As I watch Chris Hipkins, presumably gleefully, mess about with the India Free Trade deal, I'm reminded this is not the Labour Party that did the FTA with China.
Hipkins is no Helen Clark and in that is a great sadness.
For all those who occasionally contact me and ask of the possibility of a so-called “grand coalition” —a relationship between the Labour and National parties— before you ask, next time look at the way Hipkins plays these games and there is your answer.
Even in areas of broad agreement, they still can't act like grownups.
It's also a lesson in name vs substance.
The Labour Party of the past few years is nothing like Labour of the late 90's and early 2000's. That was a centrist version.
Yes, they still handed out free money to people like students to bribe them in election year. But the rest of the time they actually ran the economy in growth. Compared to Barbara Edmonds, Michael Cullen was a conservative.
In the early parts of 1984 Labour, with David Lange, was similar, and here is your irony that Hipkins fails to recognise: when Labour are, broadly speaking, middle of the road they are actually popular.
Ask Bob Hawke or Paul Keating or Tony Blair – centrist Labour is successful Labour.
By the time you take modern Labour with Hipkins and Sepuloni, and add the Greens in the mix, you are seeing the left wing “group think” that not only keeps them out of office, but leads to the sort of game playing we have with an FTA.

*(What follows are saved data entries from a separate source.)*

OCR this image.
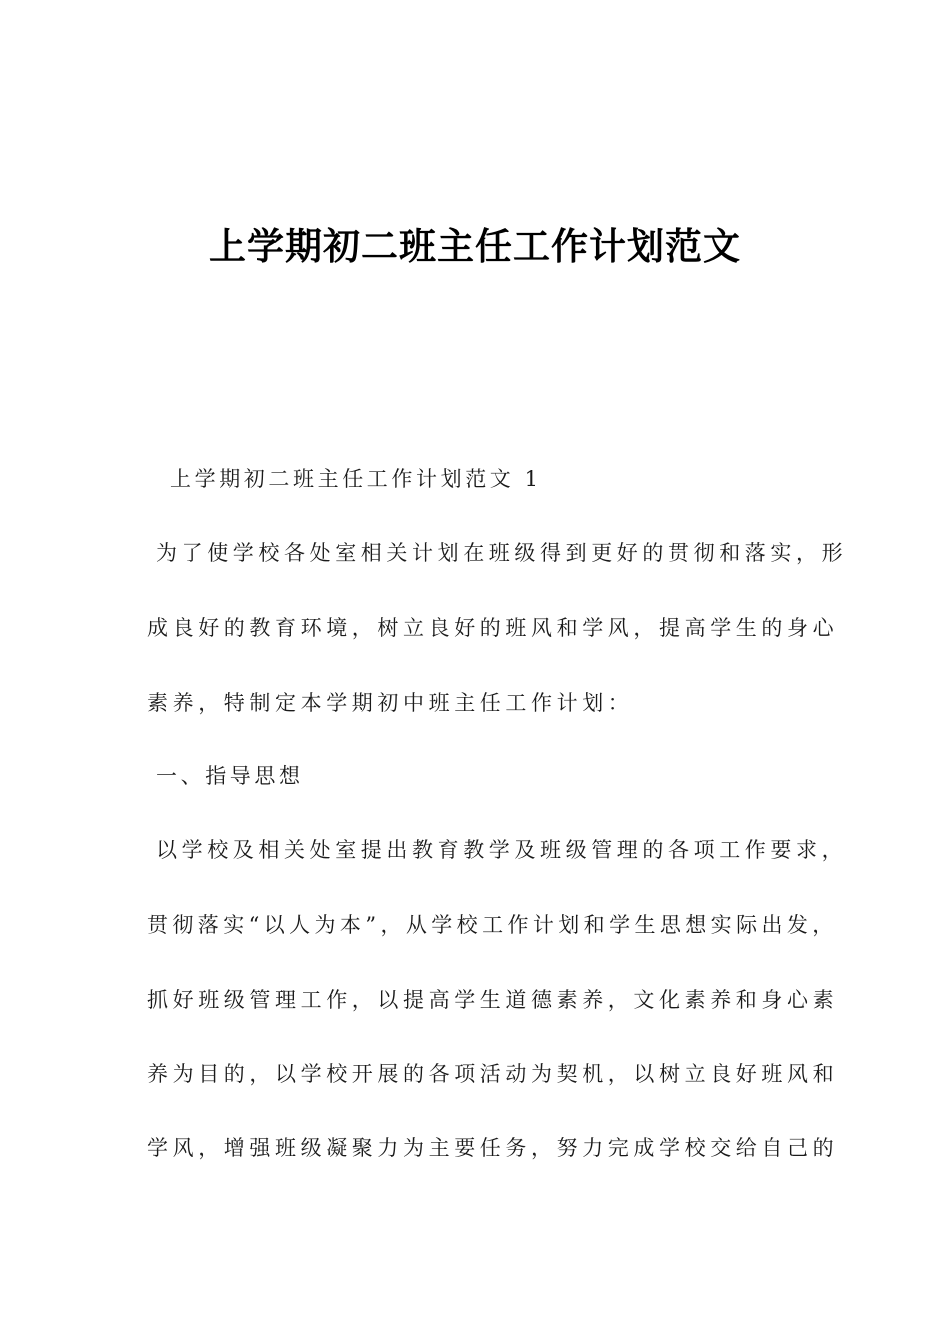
上学期初二班主任工作计划范文

上学期初二班主任工作计划范文 1

为了使学校各处室相关计划在班级得到更好的贯彻和落实，形

成良好的教育环境，树立良好的班风和学风，提高学生的身心

素养，特制定本学期初中班主任工作计划：

一、指导思想

以学校及相关处室提出教育教学及班级管理的各项工作要求，

贯彻落实“以人为本”，从学校工作计划和学生思想实际出发，

抓好班级管理工作，以提高学生道德素养，文化素养和身心素

养为目的，以学校开展的各项活动为契机，以树立良好班风和

学风，增强班级凝聚力为主要任务，努力完成学校交给自己的
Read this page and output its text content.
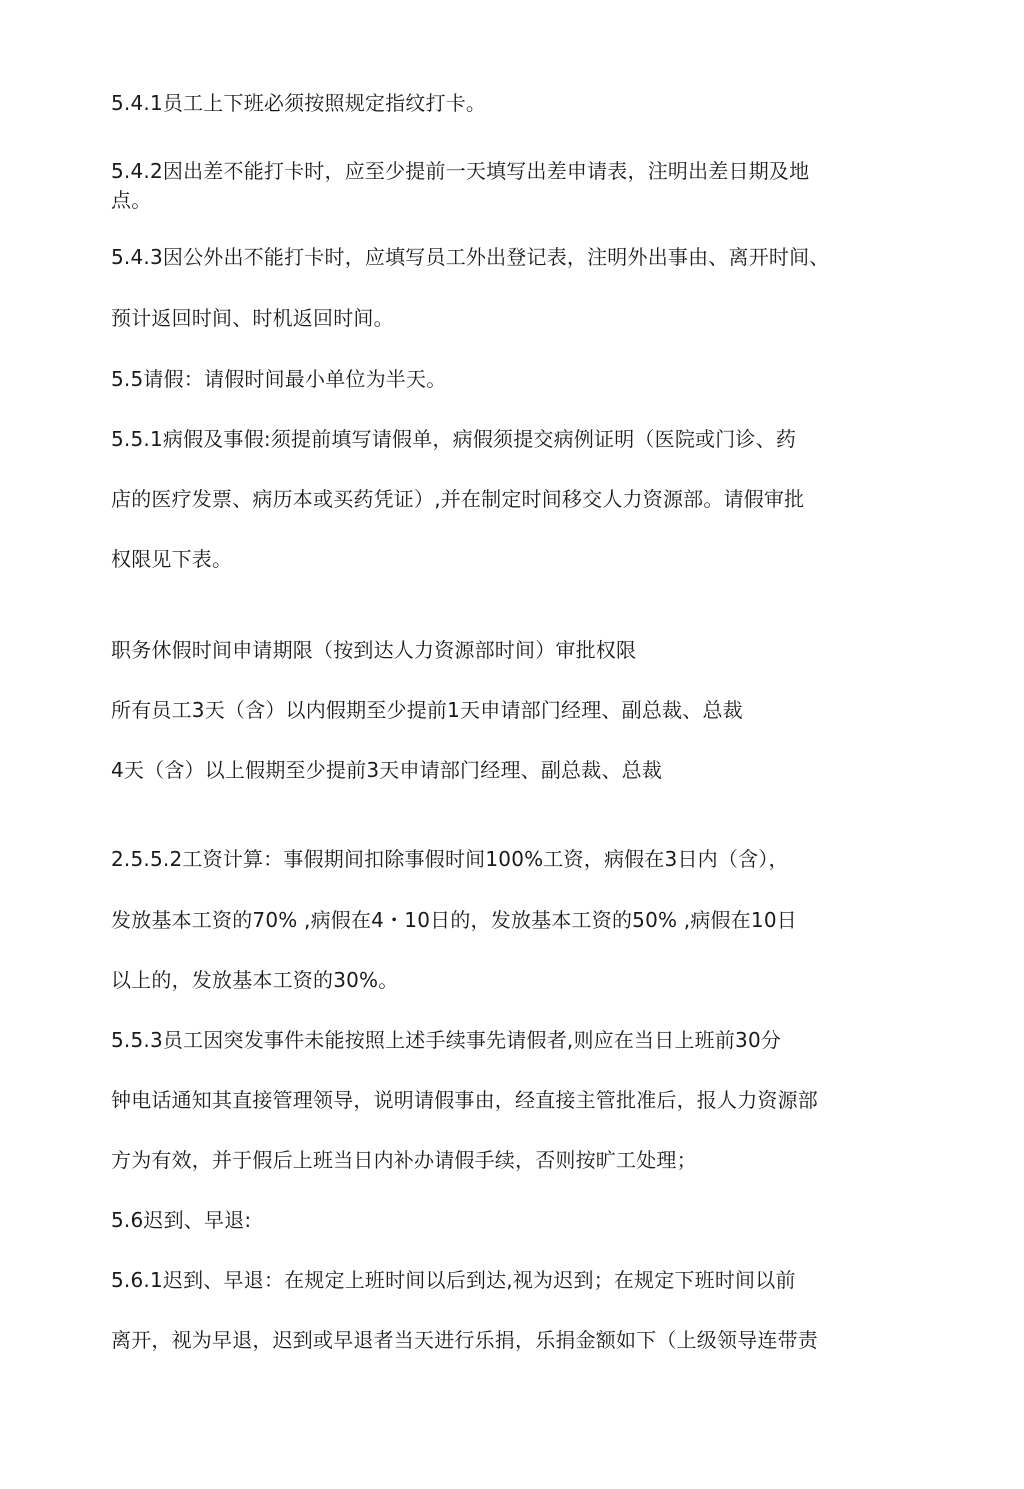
5.4.1员工上下班必须按照规定指纹打卡。
5.4.2因出差不能打卡时，应至少提前一天填写出差申请表，注明出差日期及地
点。
5.4.3因公外出不能打卡时，应填写员工外出登记表，注明外出事由、离开时间、
预计返回时间、时机返回时间。
5.5请假：请假时间最小单位为半天。
5.5.1病假及事假:须提前填写请假单，病假须提交病例证明（医院或门诊、药
店的医疗发票、病历本或买药凭证）,并在制定时间移交人力资源部。请假审批
权限见下表。
职务休假时间申请期限（按到达人力资源部时间）审批权限
所有员工3天（含）以内假期至少提前1天申请部门经理、副总裁、总裁
4天（含）以上假期至少提前3天申请部门经理、副总裁、总裁
2.5.5.2工资计算：事假期间扣除事假时间100%工资，病假在3日内（含），
发放基本工资的70% ,病假在4・10日的，发放基本工资的50% ,病假在10日
以上的，发放基本工资的30%。
5.5.3员工因突发事件未能按照上述手续事先请假者,则应在当日上班前30分
钟电话通知其直接管理领导，说明请假事由，经直接主管批准后，报人力资源部
方为有效，并于假后上班当日内补办请假手续，否则按旷工处理；
5.6迟到、早退:
5.6.1迟到、早退：在规定上班时间以后到达,视为迟到；在规定下班时间以前
离开，视为早退，迟到或早退者当天进行乐捐，乐捐金额如下（上级领导连带责
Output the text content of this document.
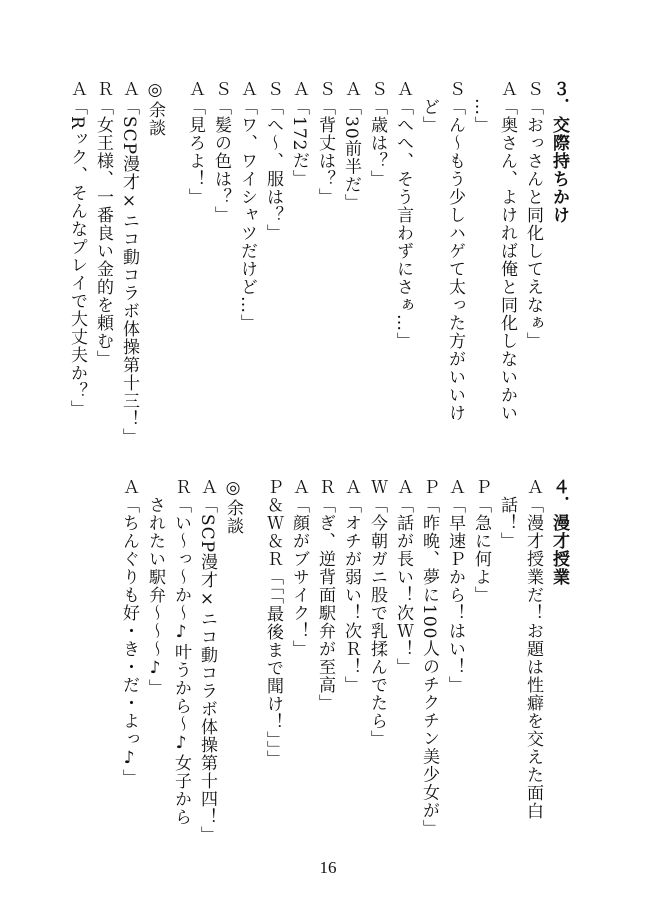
３．交際持ちかけ
Ｓ「おっさんと同化してえなぁ」
Ａ「奥さん、よければ俺と同化しないかい
　…」
Ｓ「ん～もう少しハゲて太った方がいいけ
　ど」
Ａ「へへ、そう言わずにさぁ…」
Ｓ「歳は？」
Ａ「30前半だ」
Ｓ「背丈は？」
Ａ「172だ」
Ｓ「へ～、服は？」
Ａ「ワ、ワイシャツだけど…」
Ｓ「髪の色は？」
Ａ「見ろよ！」
◎余談
Ａ「SCP漫才×ニコ動コラボ体操第十三！」
Ｒ「女王様、一番良い金的を頼む」
Ａ「Rック、そんなプレイで大丈夫か？」
４．漫才授業
Ａ「漫才授業だ！お題は性癖を交えた面白
　話！」
Ｐ「急に何よ」
Ａ「早速Ｐから！はい！」
Ｐ「昨晩、夢に100人のチクチン美少女が」
Ａ「話が長い！次Ｗ！」
Ｗ「今朝ガニ股で乳揉んでたら」
Ａ「オチが弱い！次Ｒ！」
Ｒ「ぎ、逆背面駅弁が至高」
Ａ「顔がブサイク！」
Ｐ＆Ｗ＆Ｒ「「「最後まで聞け！」」」
◎余談
Ａ「SCP漫才×ニコ動コラボ体操第十四！」
Ｒ「い～っ～か～♪叶うから～♪女子から
　されたい駅弁～～～♪」
Ａ「ちんぐりも好・き・だ・よっ♪」
16
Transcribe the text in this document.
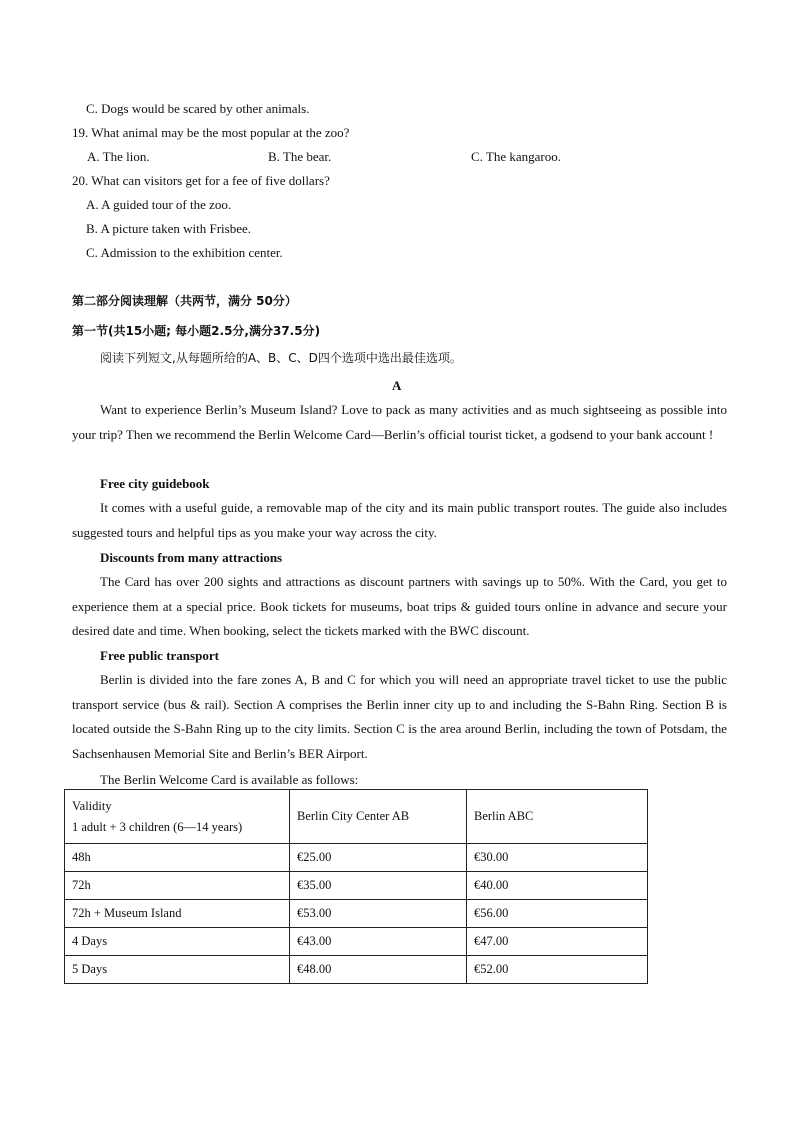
C. Dogs would be scared by other animals.
19. What animal may be the most popular at the zoo?
A. The lion.	B. The bear.	C. The kangaroo.
20. What can visitors get for a fee of five dollars?
A. A guided tour of the zoo.
B. A picture taken with Frisbee.
C. Admission to the exhibition center.
第二部分阅读理解（共两节，满分 50分）
第一节(共15小题; 每小题2.5分,满分37.5分)
阅读下列短文,从每题所给的A、B、C、D四个选项中选出最佳选项。
A

Want to experience Berlin’s Museum Island? Love to pack as many activities and as much sightseeing as possible into your trip? Then we recommend the Berlin Welcome Card—Berlin’s official tourist ticket, a godsend to your bank account !

Free city guidebook

It comes with a useful guide, a removable map of the city and its main public transport routes. The guide also includes suggested tours and helpful tips as you make your way across the city.

Discounts from many attractions

The Card has over 200 sights and attractions as discount partners with savings up to 50%. With the Card, you get to experience them at a special price. Book tickets for museums, boat trips & guided tours online in advance and secure your desired date and time. When booking, select the tickets marked with the BWC discount.

Free public transport

Berlin is divided into the fare zones A, B and C for which you will need an appropriate travel ticket to use the public transport service (bus & rail). Section A comprises the Berlin inner city up to and including the S-Bahn Ring. Section B is located outside the S-Bahn Ring up to the city limits. Section C is the area around Berlin, including the town of Potsdam, the Sachsenhausen Memorial Site and Berlin’s BER Airport.

The Berlin Welcome Card is available as follows:
Validity
1 adult + 3 children (6—14 years)	Berlin City Center AB	Berlin ABC
48h	€25.00	€30.00
72h	€35.00	€40.00
72h + Museum Island	€53.00	€56.00
4 Days	€43.00	€47.00
5 Days	€48.00	€52.00
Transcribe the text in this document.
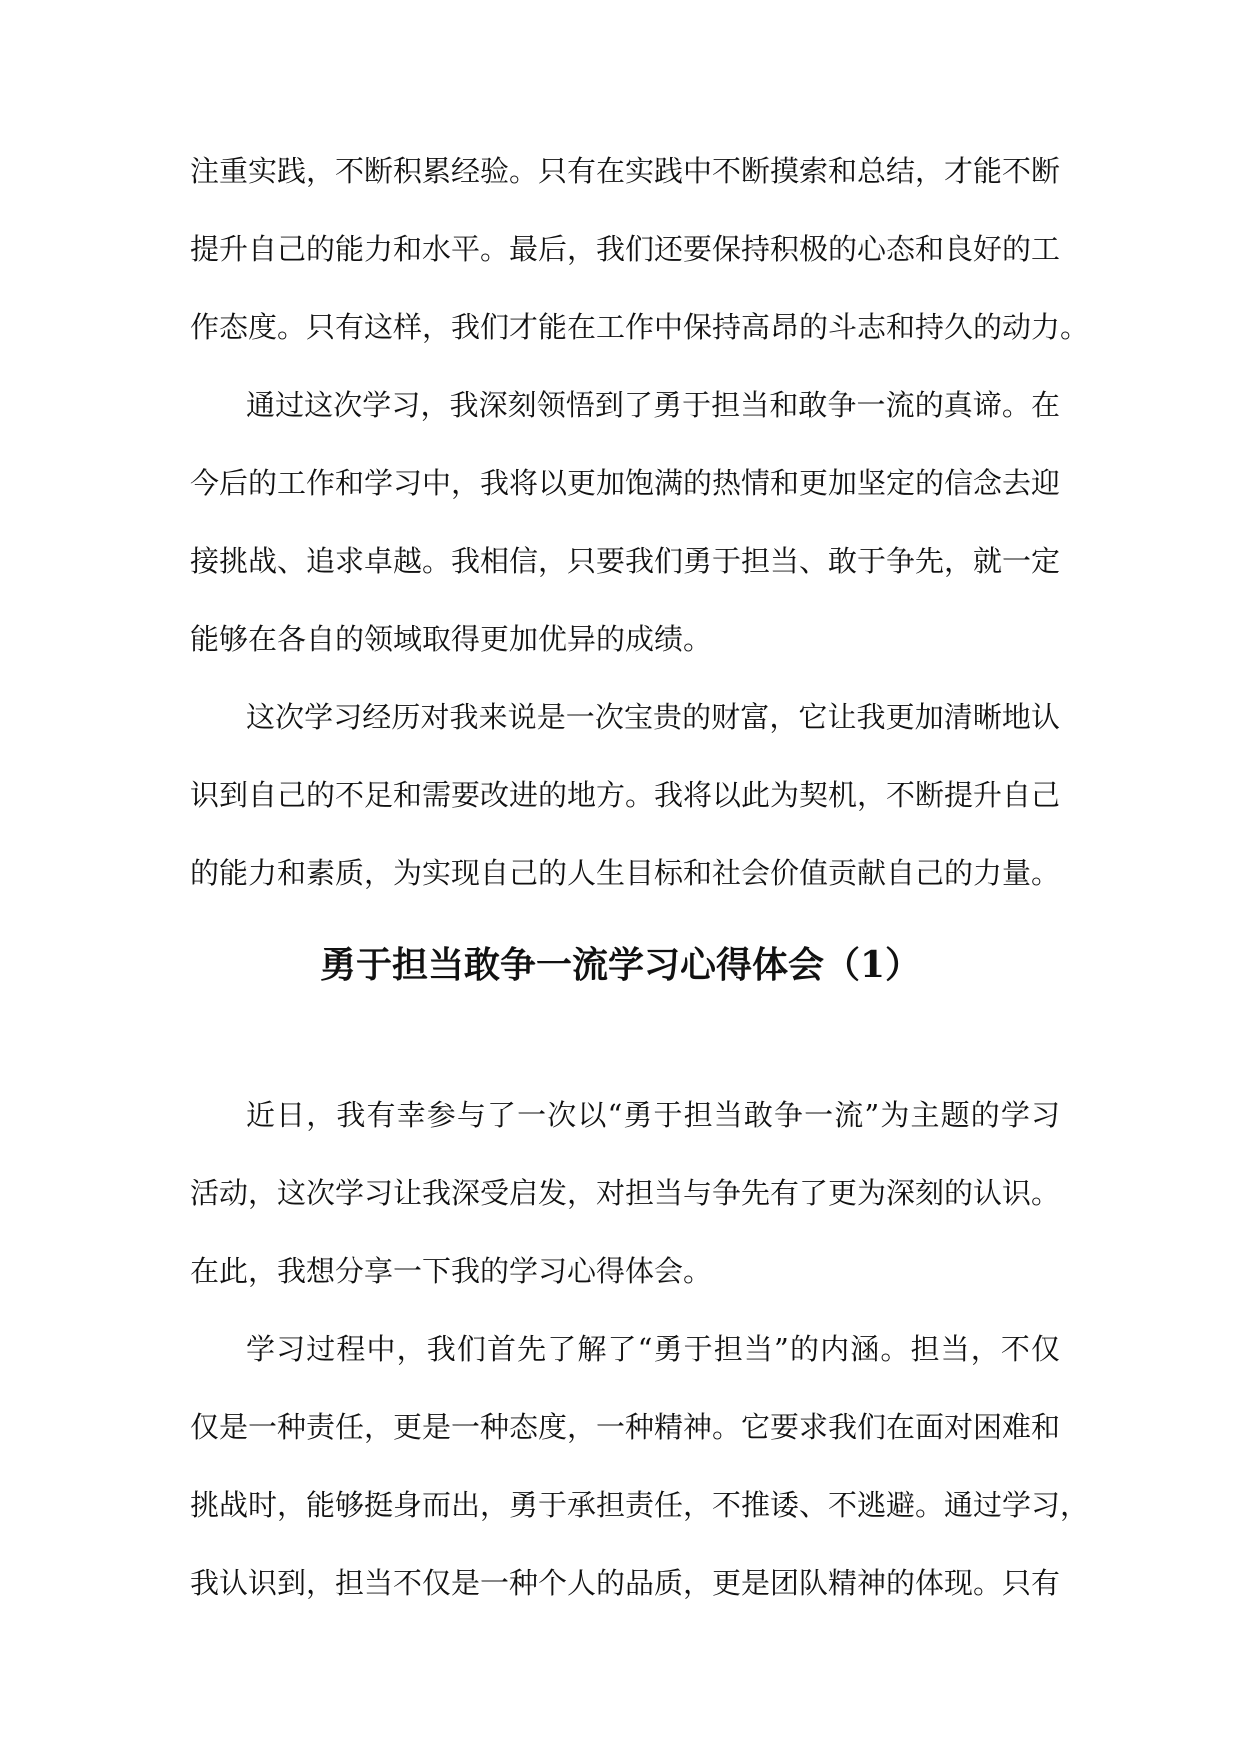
注重实践，不断积累经验。只有在实践中不断摸索和总结，才能不断
提升自己的能力和水平。最后，我们还要保持积极的心态和良好的工
作态度。只有这样，我们才能在工作中保持高昂的斗志和持久的动力。
通过这次学习，我深刻领悟到了勇于担当和敢争一流的真谛。在
今后的工作和学习中，我将以更加饱满的热情和更加坚定的信念去迎
接挑战、追求卓越。我相信，只要我们勇于担当、敢于争先，就一定
能够在各自的领域取得更加优异的成绩。
这次学习经历对我来说是一次宝贵的财富，它让我更加清晰地认
识到自己的不足和需要改进的地方。我将以此为契机，不断提升自己
的能力和素质，为实现自己的人生目标和社会价值贡献自己的力量。
勇于担当敢争一流学习心得体会（1）
近日，我有幸参与了一次以“勇于担当敢争一流”为主题的学习
活动，这次学习让我深受启发，对担当与争先有了更为深刻的认识。
在此，我想分享一下我的学习心得体会。
学习过程中，我们首先了解了“勇于担当”的内涵。担当，不仅
仅是一种责任，更是一种态度，一种精神。它要求我们在面对困难和
挑战时，能够挺身而出，勇于承担责任，不推诿、不逃避。通过学习，
我认识到，担当不仅是一种个人的品质，更是团队精神的体现。只有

Yes, the Government probably shouldn’t have to rely on them and for all the games Labour plays, New Zealand First is just as bad with their xenophobic nonsense. But Labour once had a global view.
It's not like the Chinese weren't thought of with great suspicion prior to 2008. But the bigger picture was at play. The realisation that large countries and their economies could be good for everyone was a driving force.
What Labour would do well to do is put this country first. Not score points, not look like children, and not pretend they actually had anything to do with negotiating this thing at all.
FTAs are big picture, not a three-year electoral cycle game.
I don’t think I'm alone in wishing there were more adults in the room. Labour 1999-2008 put the current lot to shame.